Refining the Two-Band Model for Highly Compensated Semimetals Using Thermoelectric Coefficients

Abstract: In studying compensated semimetals, the two-band model has proven extremely useful in capturing electrical conductivity under magnetic field, as a function of density and mobility of electron-like and hole-like carriers. However, it rarely offers practical insight into magneto-thermoelectric properties. Here, we report the field dependence of thermoelectric (TE) coefficients in a highly compensated semimetal NbSb$2$, where we find the Seebeck and Nernst coefficients increase quadratically and linearly with applied magnetic field, respectively. Such field dependence was predicted in previous work that studied a system of two parabolic bands, within semiclassical Boltzmann transport theory when the following two conditions are simultaneously met:$\omega_c\tau \gg 1$ and $\tan\theta_H \ll 1$. Under these conditions, we find the field dependence of the TE coefficients directly provides a relation between the electron-like ($n_e$) and hole-like ($n_h$) carrier densities, which in turn can be used to refine two-band model fitting. With this, we find the compensation factor ($\frac{|\Delta n|}{n_e}$) of NbSb$_2$ is two orders of magnitude smaller than what was found in unrestricted fitting, resulting in a larger saturation field scale for magnetoresistance.
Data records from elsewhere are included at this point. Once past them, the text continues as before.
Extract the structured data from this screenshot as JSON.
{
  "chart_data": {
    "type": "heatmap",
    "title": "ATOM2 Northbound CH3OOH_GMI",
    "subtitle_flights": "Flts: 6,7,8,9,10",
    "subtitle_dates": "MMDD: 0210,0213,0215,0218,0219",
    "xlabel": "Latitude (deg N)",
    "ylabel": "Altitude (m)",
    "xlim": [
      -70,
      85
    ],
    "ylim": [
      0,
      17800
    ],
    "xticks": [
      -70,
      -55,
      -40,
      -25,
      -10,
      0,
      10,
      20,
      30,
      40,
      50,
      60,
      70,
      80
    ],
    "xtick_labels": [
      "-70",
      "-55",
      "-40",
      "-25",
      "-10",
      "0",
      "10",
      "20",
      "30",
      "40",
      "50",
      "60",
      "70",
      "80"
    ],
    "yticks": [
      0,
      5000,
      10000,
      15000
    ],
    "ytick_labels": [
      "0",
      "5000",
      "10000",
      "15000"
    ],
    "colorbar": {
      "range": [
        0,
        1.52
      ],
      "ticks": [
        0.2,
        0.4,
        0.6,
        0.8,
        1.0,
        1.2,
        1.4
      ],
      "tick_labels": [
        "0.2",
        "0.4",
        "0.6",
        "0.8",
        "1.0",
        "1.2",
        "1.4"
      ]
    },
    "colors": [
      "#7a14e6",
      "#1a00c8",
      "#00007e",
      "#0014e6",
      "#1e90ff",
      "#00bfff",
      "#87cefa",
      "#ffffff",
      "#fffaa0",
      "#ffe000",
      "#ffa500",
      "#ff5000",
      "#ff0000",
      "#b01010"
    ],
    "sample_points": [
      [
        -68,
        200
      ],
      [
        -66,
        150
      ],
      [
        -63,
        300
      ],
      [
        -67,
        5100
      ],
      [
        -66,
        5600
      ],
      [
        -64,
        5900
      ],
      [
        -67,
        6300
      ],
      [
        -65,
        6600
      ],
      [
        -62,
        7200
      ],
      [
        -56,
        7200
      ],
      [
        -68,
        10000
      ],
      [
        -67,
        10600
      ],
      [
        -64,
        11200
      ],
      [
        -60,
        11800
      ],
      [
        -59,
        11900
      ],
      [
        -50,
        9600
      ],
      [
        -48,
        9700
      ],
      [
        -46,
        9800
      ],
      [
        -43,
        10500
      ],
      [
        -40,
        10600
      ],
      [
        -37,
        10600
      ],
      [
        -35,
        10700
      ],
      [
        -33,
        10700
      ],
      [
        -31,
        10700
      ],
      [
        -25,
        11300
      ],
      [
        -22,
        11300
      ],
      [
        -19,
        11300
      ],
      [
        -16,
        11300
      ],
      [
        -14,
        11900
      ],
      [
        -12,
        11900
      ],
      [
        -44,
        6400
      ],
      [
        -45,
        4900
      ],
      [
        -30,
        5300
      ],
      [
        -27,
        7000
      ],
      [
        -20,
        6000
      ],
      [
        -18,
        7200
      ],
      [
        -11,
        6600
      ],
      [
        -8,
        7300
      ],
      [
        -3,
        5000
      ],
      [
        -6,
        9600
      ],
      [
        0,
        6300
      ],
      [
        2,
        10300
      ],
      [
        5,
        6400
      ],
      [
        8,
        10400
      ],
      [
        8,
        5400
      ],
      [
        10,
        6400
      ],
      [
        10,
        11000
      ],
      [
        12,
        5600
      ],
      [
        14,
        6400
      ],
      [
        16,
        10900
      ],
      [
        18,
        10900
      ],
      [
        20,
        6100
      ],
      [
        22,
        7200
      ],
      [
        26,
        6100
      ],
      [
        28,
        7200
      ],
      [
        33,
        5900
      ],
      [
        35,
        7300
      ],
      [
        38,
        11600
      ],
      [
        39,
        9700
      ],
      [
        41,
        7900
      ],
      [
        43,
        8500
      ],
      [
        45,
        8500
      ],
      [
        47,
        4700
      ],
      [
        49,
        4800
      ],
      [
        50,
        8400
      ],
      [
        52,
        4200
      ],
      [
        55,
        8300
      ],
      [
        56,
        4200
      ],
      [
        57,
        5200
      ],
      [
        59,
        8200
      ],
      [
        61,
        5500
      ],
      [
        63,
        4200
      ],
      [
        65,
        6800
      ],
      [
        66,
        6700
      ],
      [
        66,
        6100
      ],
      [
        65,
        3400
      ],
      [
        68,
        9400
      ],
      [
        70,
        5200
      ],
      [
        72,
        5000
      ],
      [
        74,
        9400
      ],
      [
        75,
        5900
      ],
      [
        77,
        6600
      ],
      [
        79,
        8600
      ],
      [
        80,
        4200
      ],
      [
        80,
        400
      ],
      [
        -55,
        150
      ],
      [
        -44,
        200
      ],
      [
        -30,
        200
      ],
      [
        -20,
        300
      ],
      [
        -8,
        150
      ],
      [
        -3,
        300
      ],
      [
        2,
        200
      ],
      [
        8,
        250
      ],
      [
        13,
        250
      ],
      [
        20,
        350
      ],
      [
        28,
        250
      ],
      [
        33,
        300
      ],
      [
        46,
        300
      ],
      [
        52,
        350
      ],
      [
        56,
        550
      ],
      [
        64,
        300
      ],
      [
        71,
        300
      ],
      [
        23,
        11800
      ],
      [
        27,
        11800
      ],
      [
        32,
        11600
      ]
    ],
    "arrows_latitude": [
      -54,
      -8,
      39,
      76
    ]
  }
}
Within the same framework of the semiclassical theory, we also deduce that the thermoelectric Hall angle $\tan\theta{\gamma} = \frac{S_{xy}}{S_{xx}}$ can be expressed as $\big(\frac{|\Delta n|}{n_e} \times \omega_c\tau\big)^{-1}$, which serves as a parameter to predict the degree of compensation. Our findings offer crucial insights into identifying empirical conditions for field-induced enhancement of TE performance and into engineering efficient thermoelectric devices based on semimetallic materials.